Domas Mituzas wrote:
Helloes,
I think this would be a very cool way to have accurate statistics about browser usage, not only on Wikipedia.
I was hesitating to work on that simply because it is not interesting as 24/7 statistics of pageviews, though may be interesting to see a day-long snapshots with per-project+per-country split every quarter or so. For that we'd need:
a) good UA header parser (in C...)
What should it parse? Some people have talked about cutting the UA to some abstraction level but IMHO it's better to aggregate the whole header and group by browser.

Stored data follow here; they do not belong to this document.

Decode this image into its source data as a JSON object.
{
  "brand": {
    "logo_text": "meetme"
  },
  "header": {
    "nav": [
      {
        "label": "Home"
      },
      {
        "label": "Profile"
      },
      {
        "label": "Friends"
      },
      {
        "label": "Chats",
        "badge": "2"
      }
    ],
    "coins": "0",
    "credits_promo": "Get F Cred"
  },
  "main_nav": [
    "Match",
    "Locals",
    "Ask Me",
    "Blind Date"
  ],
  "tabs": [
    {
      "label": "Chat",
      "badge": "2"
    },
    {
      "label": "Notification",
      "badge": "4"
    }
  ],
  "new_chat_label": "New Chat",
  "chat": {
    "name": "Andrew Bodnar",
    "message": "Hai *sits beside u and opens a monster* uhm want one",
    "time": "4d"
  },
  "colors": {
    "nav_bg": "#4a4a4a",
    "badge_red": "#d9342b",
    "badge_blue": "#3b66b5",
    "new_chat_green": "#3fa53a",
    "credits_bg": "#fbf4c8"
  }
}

So you could get something like this:
*Mozilla Firefox 2% **Mozilla Firefox 3 **Mozilla Firefox 2 **Mozilla Firefox 1 and older
*Internet Explorer 5% **Internet Explorer 8 (beta) - 0.5% **Internet Explorer 7 - 2% **Internet Explorer 6 - 2% **Internet Explorer 5 and older - 0.5% ***Mozilla/4.0 Windows 95 IE4.0 broken 0.0001%
....
Getting hits to the detail will allow to check that the filters are right. And how many different UA headers we may get? 50, 80, 100? It's perfectly acceptable.
Yes, there is information on the User Agents which shouldn't be there, most notably, IE wants to announce everywhere your OS, service pack, and even several .NET versions. But when they're aggregated, just knowing that 0.01% of the hits (not even users!) came from a Windows 3.1 isn't really breaking Foo's privacy. It might, if you included your name and address into your User-Agent, but as all sites you browse learn about it, then you have bigger problems than Wikimedia finding it. I can think of one case where you may get in trouble: your boss finding the company-customized UA, when employees weren't supposed to visit wiktionary. But he could as well install a proxy or sniff the traffic.
Plus all this data is also useful on another ways (eg. aggregations by OS, I'm sure we would get some surprises) and can itself be used as source for subsequent studies.